The message was that the market had gone off a cliff. However, a drop in detached home sales was what drove the dramatic year-over-year declines that followed the new tax taking effect. Attached and apartment properties saw declines, but usually just half the hit detached homes took.

Softening impact

RBC Economics went so far as to say that the slowdown – which actually started earlier this summer – was tapering off. The impact of the tax was softening, the bank reported. Moreover, taxing foreign buyers really hadn’t benefitted Canadians. “A ‘collapse’ in prices often is meant to be a 25% to 30% decline. In the case of the Vancouver area, however, a drop of this order would roll the clock back only nine or 12 months,” RBC reported.

While the tax was sound politics, it unsettled markets with limited practical effect. Indeed, the province’s latest figures indicate that foreign investment in B.C. residential properties increased slightly in September. This confirms RBC’s belief that buyers are learning to live with the tax.

Unkept promises

Meanwhile, housing remains out of reach for many of the people the province hoped would benefit from a cooler market.

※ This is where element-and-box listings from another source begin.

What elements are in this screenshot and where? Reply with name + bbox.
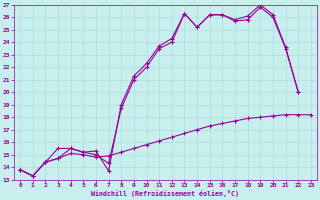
- X-axis label: Windchill (Refroidissement éolien,°C): Windchill (Refroidissement éolien,°C): [92, 190, 239, 197]
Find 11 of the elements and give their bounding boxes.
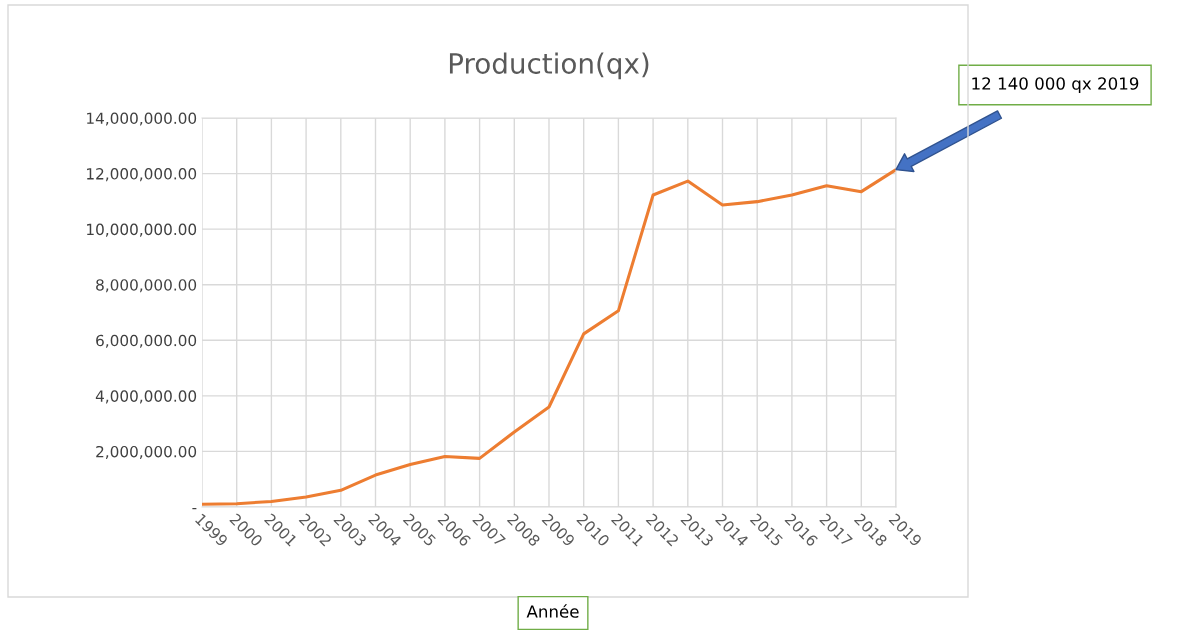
y-tick-label: 4,000,000.00 (95, 390, 197, 404)
y-tick-label: 2,000,000.00 (96, 445, 197, 460)
y-tick-label: 12,000,000.00 (87, 168, 197, 182)
x-axis-title: Année (526, 604, 579, 618)
chart-title: Production(qx) (449, 52, 649, 80)
y-tick-label: 6,000,000.00 (96, 334, 197, 348)
y-tick-label: 8,000,000.00 (96, 279, 197, 293)
y-tick-label: 10,000,000.00 (87, 223, 197, 237)
y-tick-label: 14,000,000.00 (87, 112, 197, 126)
text: 12 140 000 qx 2019 (972, 77, 1139, 94)
y-tick-label: - (192, 508, 197, 510)
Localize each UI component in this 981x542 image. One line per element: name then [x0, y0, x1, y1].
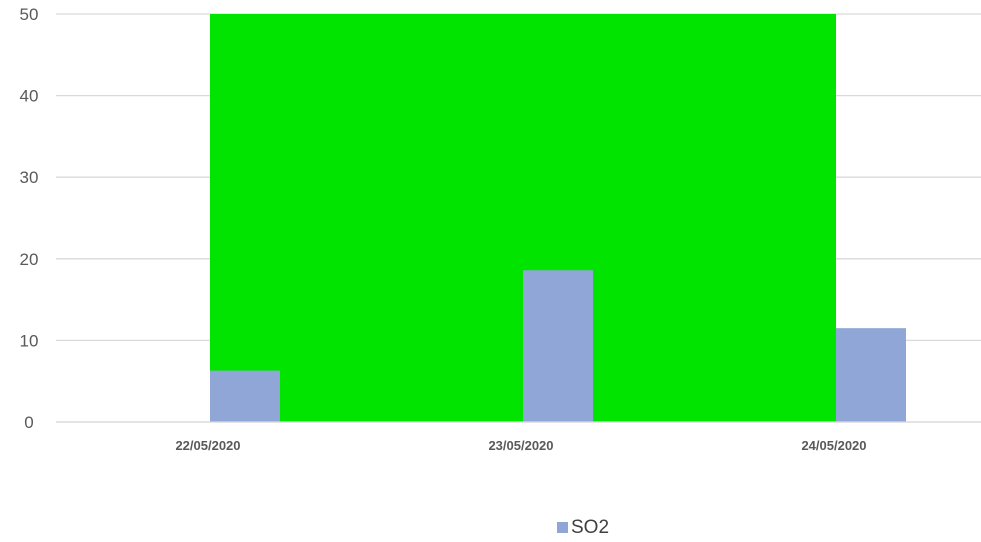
y-tick-label: 20	[20, 250, 39, 269]
legend-label-SO2: SO2	[571, 517, 609, 538]
y-tick-label: 50	[20, 5, 39, 24]
bar-SO2-1	[523, 270, 593, 422]
bar-SO2-0	[210, 370, 280, 422]
y-tick-label: 10	[20, 331, 39, 350]
legend: SO2	[557, 517, 609, 538]
x-category-label: 24/05/2020	[801, 438, 866, 453]
x-category-label: 22/05/2020	[175, 438, 240, 453]
legend-swatch-SO2	[557, 522, 568, 533]
bar-SO2-2	[836, 328, 906, 422]
y-tick-label: 0	[24, 413, 33, 432]
bars	[210, 270, 906, 422]
y-tick-label: 30	[20, 168, 39, 187]
x-category-label: 23/05/2020	[488, 438, 553, 453]
axes: 0 10 20 30 40 50 22/05/2020 23/05/2020 24/05/202…	[20, 5, 981, 453]
y-tick-label: 40	[20, 87, 39, 106]
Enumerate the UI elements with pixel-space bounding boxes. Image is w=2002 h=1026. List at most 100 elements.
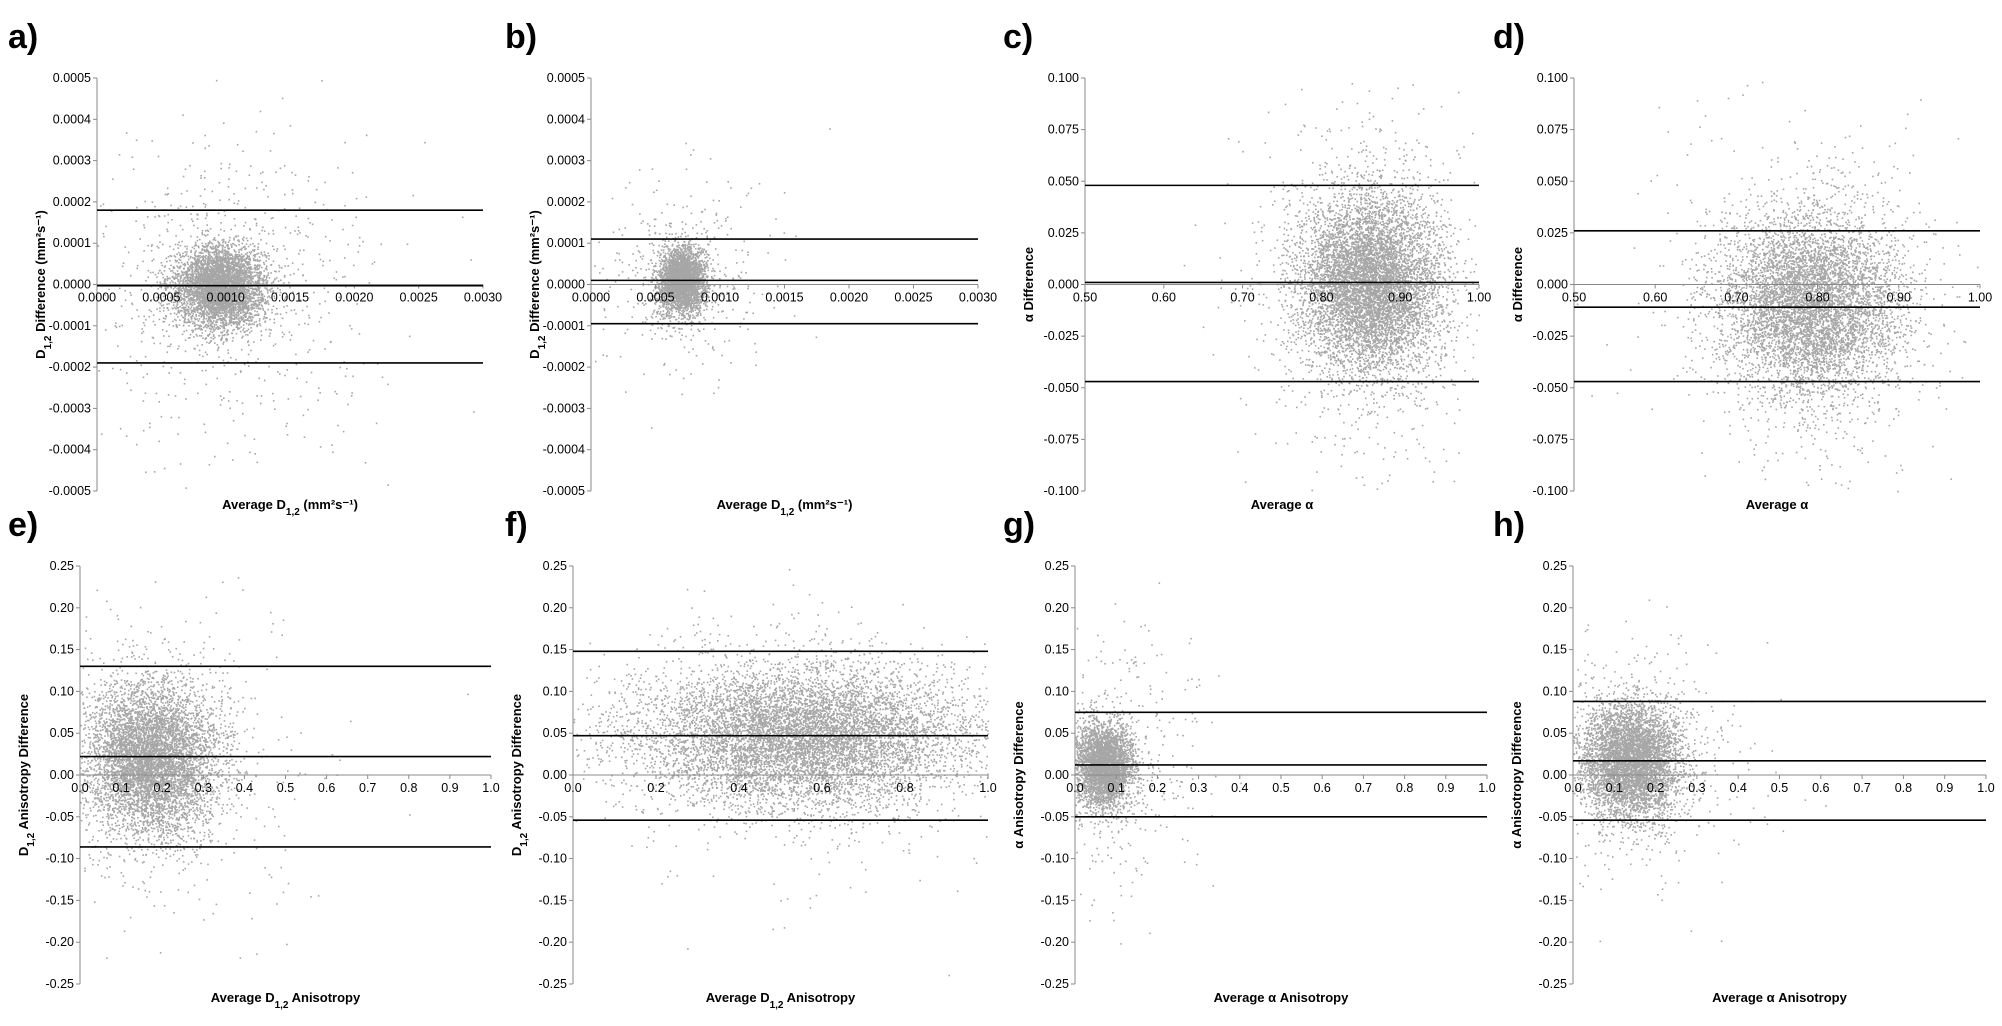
scatter-point — [240, 326, 243, 328]
scatter-point — [218, 182, 221, 184]
scatter-point — [176, 302, 179, 304]
scatter-point — [207, 258, 209, 261]
scatter-point — [266, 317, 268, 319]
scatter-point — [244, 319, 246, 322]
scatter-point — [221, 319, 224, 322]
scatter-point — [249, 268, 252, 270]
scatter-point — [209, 323, 212, 325]
scatter-point — [178, 293, 180, 296]
scatter-point — [220, 331, 222, 334]
scatter-point — [173, 255, 176, 257]
scatter-point — [153, 471, 156, 473]
scatter-point — [181, 290, 183, 292]
scatter-point — [210, 325, 213, 328]
scatter-point — [267, 252, 269, 255]
scatter-point — [279, 313, 282, 315]
scatter-point — [279, 291, 282, 294]
scatter-point — [200, 327, 202, 330]
scatter-point — [217, 318, 220, 321]
scatter-point — [236, 203, 239, 205]
scatter-point — [233, 273, 236, 276]
scatter-point — [210, 309, 212, 311]
scatter-point — [218, 273, 220, 276]
scatter-point — [260, 330, 263, 333]
scatter-point — [362, 240, 364, 243]
scatter-point — [228, 261, 230, 264]
scatter-point — [217, 328, 219, 330]
scatter-point — [181, 333, 184, 336]
scatter-point — [210, 273, 213, 275]
scatter-point — [242, 266, 244, 268]
scatter-point — [204, 243, 207, 245]
scatter-point — [158, 269, 161, 272]
scatter-point — [230, 280, 233, 282]
scatter-point — [197, 301, 200, 304]
scatter-point — [222, 244, 224, 247]
scatter-point — [221, 399, 223, 401]
scatter-point — [195, 333, 198, 336]
scatter-point — [175, 323, 178, 326]
scatter-point — [200, 300, 202, 302]
scatter-point — [248, 174, 251, 176]
scatter-point — [229, 265, 232, 267]
scatter-point — [250, 267, 252, 269]
scatter-point — [253, 301, 255, 304]
scatter-point — [247, 256, 249, 258]
scatter-point — [256, 325, 258, 328]
scatter-point — [233, 299, 235, 302]
scatter-point — [213, 311, 215, 314]
scatter-point — [136, 206, 138, 209]
scatter-point — [211, 285, 213, 288]
scatter-point — [207, 335, 209, 337]
scatter-point — [195, 288, 198, 291]
scatter-point — [189, 257, 192, 259]
scatter-point — [248, 258, 250, 260]
scatter-point — [240, 272, 242, 274]
scatter-point — [232, 419, 235, 422]
scatter-point — [222, 325, 224, 327]
scatter-point — [265, 260, 268, 262]
scatter-point — [148, 309, 151, 311]
scatter-point — [222, 327, 225, 329]
scatter-point — [285, 425, 287, 427]
scatter-point — [218, 309, 220, 311]
scatter-point — [243, 327, 245, 330]
scatter-point — [224, 246, 226, 249]
scatter-point — [249, 323, 252, 326]
scatter-point — [243, 307, 246, 309]
scatter-point — [233, 193, 235, 195]
scatter-point — [175, 235, 177, 237]
scatter-point — [286, 305, 288, 307]
scatter-point — [293, 309, 296, 311]
scatter-point — [226, 334, 229, 336]
scatter-point — [253, 259, 255, 262]
scatter-point — [262, 307, 264, 310]
scatter-point — [234, 258, 237, 261]
scatter-point — [321, 79, 323, 82]
scatter-point — [176, 325, 178, 328]
scatter-point — [103, 235, 105, 238]
scatter-point — [216, 326, 219, 328]
scatter-point — [252, 275, 255, 278]
scatter-point — [194, 294, 196, 297]
scatter-point — [238, 251, 240, 253]
scatter-point — [191, 256, 194, 259]
scatter-point — [212, 330, 215, 332]
scatter-point — [406, 243, 409, 246]
scatter-point — [233, 249, 236, 251]
scatter-point — [252, 242, 254, 245]
scatter-point — [182, 281, 185, 284]
scatter-point — [168, 268, 171, 270]
scatter-point — [143, 250, 145, 252]
scatter-point — [223, 250, 225, 252]
scatter-point — [175, 313, 178, 316]
scatter-point — [150, 249, 153, 252]
scatter-point — [276, 250, 278, 252]
scatter-point — [203, 170, 206, 173]
scatter-point — [264, 311, 267, 314]
scatter-point — [211, 257, 214, 260]
scatter-point — [217, 246, 220, 249]
scatter-point — [203, 299, 206, 301]
scatter-point — [167, 345, 169, 348]
scatter-point — [209, 330, 212, 333]
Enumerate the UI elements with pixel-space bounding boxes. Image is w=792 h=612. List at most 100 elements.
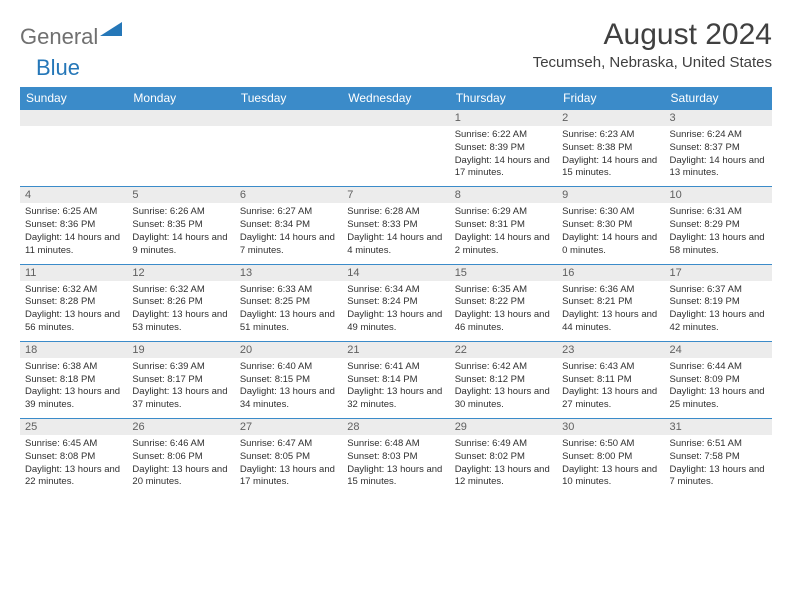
weekday-header: Tuesday bbox=[235, 87, 342, 110]
calendar-day-cell: 17Sunrise: 6:37 AMSunset: 8:19 PMDayligh… bbox=[665, 264, 772, 341]
calendar-empty-cell bbox=[20, 110, 127, 187]
calendar-week-row: 18Sunrise: 6:38 AMSunset: 8:18 PMDayligh… bbox=[20, 341, 772, 418]
day-number: 8 bbox=[450, 187, 557, 203]
day-number: 11 bbox=[20, 265, 127, 281]
day-number: 7 bbox=[342, 187, 449, 203]
calendar-day-cell: 31Sunrise: 6:51 AMSunset: 7:58 PMDayligh… bbox=[665, 419, 772, 496]
weekday-header: Wednesday bbox=[342, 87, 449, 110]
day-number: 13 bbox=[235, 265, 342, 281]
day-detail: Sunrise: 6:48 AMSunset: 8:03 PMDaylight:… bbox=[342, 435, 449, 495]
calendar-day-cell: 6Sunrise: 6:27 AMSunset: 8:34 PMDaylight… bbox=[235, 187, 342, 264]
day-number: 1 bbox=[450, 110, 557, 126]
day-detail: Sunrise: 6:23 AMSunset: 8:38 PMDaylight:… bbox=[557, 126, 664, 186]
day-number: 20 bbox=[235, 342, 342, 358]
weekday-header-row: Sunday Monday Tuesday Wednesday Thursday… bbox=[20, 87, 772, 110]
day-detail: Sunrise: 6:32 AMSunset: 8:28 PMDaylight:… bbox=[20, 281, 127, 341]
day-number bbox=[20, 110, 127, 126]
logo-text-blue: Blue bbox=[36, 55, 80, 81]
day-number: 18 bbox=[20, 342, 127, 358]
calendar-day-cell: 18Sunrise: 6:38 AMSunset: 8:18 PMDayligh… bbox=[20, 341, 127, 418]
day-number: 31 bbox=[665, 419, 772, 435]
calendar-week-row: 4Sunrise: 6:25 AMSunset: 8:36 PMDaylight… bbox=[20, 187, 772, 264]
weekday-header: Monday bbox=[127, 87, 234, 110]
day-number: 24 bbox=[665, 342, 772, 358]
calendar-day-cell: 12Sunrise: 6:32 AMSunset: 8:26 PMDayligh… bbox=[127, 264, 234, 341]
calendar-empty-cell bbox=[235, 110, 342, 187]
day-detail: Sunrise: 6:39 AMSunset: 8:17 PMDaylight:… bbox=[127, 358, 234, 418]
day-number: 12 bbox=[127, 265, 234, 281]
day-number: 6 bbox=[235, 187, 342, 203]
day-detail: Sunrise: 6:40 AMSunset: 8:15 PMDaylight:… bbox=[235, 358, 342, 418]
day-number bbox=[127, 110, 234, 126]
day-number: 23 bbox=[557, 342, 664, 358]
calendar-day-cell: 28Sunrise: 6:48 AMSunset: 8:03 PMDayligh… bbox=[342, 419, 449, 496]
calendar-day-cell: 13Sunrise: 6:33 AMSunset: 8:25 PMDayligh… bbox=[235, 264, 342, 341]
day-detail: Sunrise: 6:29 AMSunset: 8:31 PMDaylight:… bbox=[450, 203, 557, 263]
day-detail: Sunrise: 6:35 AMSunset: 8:22 PMDaylight:… bbox=[450, 281, 557, 341]
logo-text-gray: General bbox=[20, 24, 98, 50]
calendar-day-cell: 24Sunrise: 6:44 AMSunset: 8:09 PMDayligh… bbox=[665, 341, 772, 418]
logo: General bbox=[20, 24, 122, 50]
calendar-day-cell: 11Sunrise: 6:32 AMSunset: 8:28 PMDayligh… bbox=[20, 264, 127, 341]
day-detail: Sunrise: 6:51 AMSunset: 7:58 PMDaylight:… bbox=[665, 435, 772, 495]
calendar-day-cell: 1Sunrise: 6:22 AMSunset: 8:39 PMDaylight… bbox=[450, 110, 557, 187]
calendar-day-cell: 23Sunrise: 6:43 AMSunset: 8:11 PMDayligh… bbox=[557, 341, 664, 418]
calendar-day-cell: 27Sunrise: 6:47 AMSunset: 8:05 PMDayligh… bbox=[235, 419, 342, 496]
calendar-day-cell: 21Sunrise: 6:41 AMSunset: 8:14 PMDayligh… bbox=[342, 341, 449, 418]
day-detail: Sunrise: 6:46 AMSunset: 8:06 PMDaylight:… bbox=[127, 435, 234, 495]
day-number: 16 bbox=[557, 265, 664, 281]
page-title: August 2024 bbox=[533, 18, 772, 52]
day-number: 2 bbox=[557, 110, 664, 126]
day-detail: Sunrise: 6:31 AMSunset: 8:29 PMDaylight:… bbox=[665, 203, 772, 263]
day-detail: Sunrise: 6:47 AMSunset: 8:05 PMDaylight:… bbox=[235, 435, 342, 495]
calendar-day-cell: 15Sunrise: 6:35 AMSunset: 8:22 PMDayligh… bbox=[450, 264, 557, 341]
day-number: 4 bbox=[20, 187, 127, 203]
day-detail: Sunrise: 6:50 AMSunset: 8:00 PMDaylight:… bbox=[557, 435, 664, 495]
calendar-day-cell: 19Sunrise: 6:39 AMSunset: 8:17 PMDayligh… bbox=[127, 341, 234, 418]
day-detail: Sunrise: 6:36 AMSunset: 8:21 PMDaylight:… bbox=[557, 281, 664, 341]
calendar-day-cell: 2Sunrise: 6:23 AMSunset: 8:38 PMDaylight… bbox=[557, 110, 664, 187]
day-number: 26 bbox=[127, 419, 234, 435]
day-number bbox=[342, 110, 449, 126]
day-detail: Sunrise: 6:49 AMSunset: 8:02 PMDaylight:… bbox=[450, 435, 557, 495]
day-detail: Sunrise: 6:32 AMSunset: 8:26 PMDaylight:… bbox=[127, 281, 234, 341]
calendar-day-cell: 29Sunrise: 6:49 AMSunset: 8:02 PMDayligh… bbox=[450, 419, 557, 496]
day-number: 19 bbox=[127, 342, 234, 358]
day-detail: Sunrise: 6:25 AMSunset: 8:36 PMDaylight:… bbox=[20, 203, 127, 263]
day-detail: Sunrise: 6:26 AMSunset: 8:35 PMDaylight:… bbox=[127, 203, 234, 263]
calendar-day-cell: 5Sunrise: 6:26 AMSunset: 8:35 PMDaylight… bbox=[127, 187, 234, 264]
day-detail: Sunrise: 6:30 AMSunset: 8:30 PMDaylight:… bbox=[557, 203, 664, 263]
day-number: 21 bbox=[342, 342, 449, 358]
calendar-day-cell: 8Sunrise: 6:29 AMSunset: 8:31 PMDaylight… bbox=[450, 187, 557, 264]
calendar-day-cell: 7Sunrise: 6:28 AMSunset: 8:33 PMDaylight… bbox=[342, 187, 449, 264]
day-number: 9 bbox=[557, 187, 664, 203]
calendar-empty-cell bbox=[127, 110, 234, 187]
day-number: 22 bbox=[450, 342, 557, 358]
calendar-day-cell: 26Sunrise: 6:46 AMSunset: 8:06 PMDayligh… bbox=[127, 419, 234, 496]
day-detail: Sunrise: 6:34 AMSunset: 8:24 PMDaylight:… bbox=[342, 281, 449, 341]
day-number: 25 bbox=[20, 419, 127, 435]
day-number: 29 bbox=[450, 419, 557, 435]
calendar-table: Sunday Monday Tuesday Wednesday Thursday… bbox=[20, 87, 772, 495]
day-number: 27 bbox=[235, 419, 342, 435]
day-detail: Sunrise: 6:27 AMSunset: 8:34 PMDaylight:… bbox=[235, 203, 342, 263]
calendar-empty-cell bbox=[342, 110, 449, 187]
logo-triangle-icon bbox=[100, 20, 122, 43]
calendar-day-cell: 20Sunrise: 6:40 AMSunset: 8:15 PMDayligh… bbox=[235, 341, 342, 418]
day-detail: Sunrise: 6:45 AMSunset: 8:08 PMDaylight:… bbox=[20, 435, 127, 495]
day-number: 28 bbox=[342, 419, 449, 435]
day-number bbox=[235, 110, 342, 126]
calendar-day-cell: 4Sunrise: 6:25 AMSunset: 8:36 PMDaylight… bbox=[20, 187, 127, 264]
calendar-day-cell: 30Sunrise: 6:50 AMSunset: 8:00 PMDayligh… bbox=[557, 419, 664, 496]
day-number: 15 bbox=[450, 265, 557, 281]
day-detail: Sunrise: 6:22 AMSunset: 8:39 PMDaylight:… bbox=[450, 126, 557, 186]
weekday-header: Friday bbox=[557, 87, 664, 110]
day-detail: Sunrise: 6:33 AMSunset: 8:25 PMDaylight:… bbox=[235, 281, 342, 341]
page-subtitle: Tecumseh, Nebraska, United States bbox=[533, 54, 772, 71]
day-number: 3 bbox=[665, 110, 772, 126]
calendar-day-cell: 22Sunrise: 6:42 AMSunset: 8:12 PMDayligh… bbox=[450, 341, 557, 418]
day-detail: Sunrise: 6:43 AMSunset: 8:11 PMDaylight:… bbox=[557, 358, 664, 418]
day-detail: Sunrise: 6:28 AMSunset: 8:33 PMDaylight:… bbox=[342, 203, 449, 263]
weekday-header: Sunday bbox=[20, 87, 127, 110]
day-detail: Sunrise: 6:37 AMSunset: 8:19 PMDaylight:… bbox=[665, 281, 772, 341]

Many believe the key benefit of the tax will be a cooling of foreign demand, giving local demand a greater influence on the market. According to this argument, steady job growth will continue to support sales and ongoing price growth. By fall 2017, prices may well have increased over current levels. The only difference is that the buyers driving prices higher won’t, by and large, be foreign nationals.

Sales continue

Westside apartment prices continue to increase, even as October sales of those units decreased. Kitsilano condos bucked the trend, but Dunbar and UBC condo sales saw strong pricing. Since the tax, we have only local buyers to blame. Some worry that the headlines could prompt builders to cut back on starts, which can only drive prices higher.

Meanwhile, attached home sales have increased, encouraging listings (as predicted here).

Opportunities in Vancouver Westside real estate remain. The months since the tax took effect prove the old adage – there are no bad markets, only bad deals.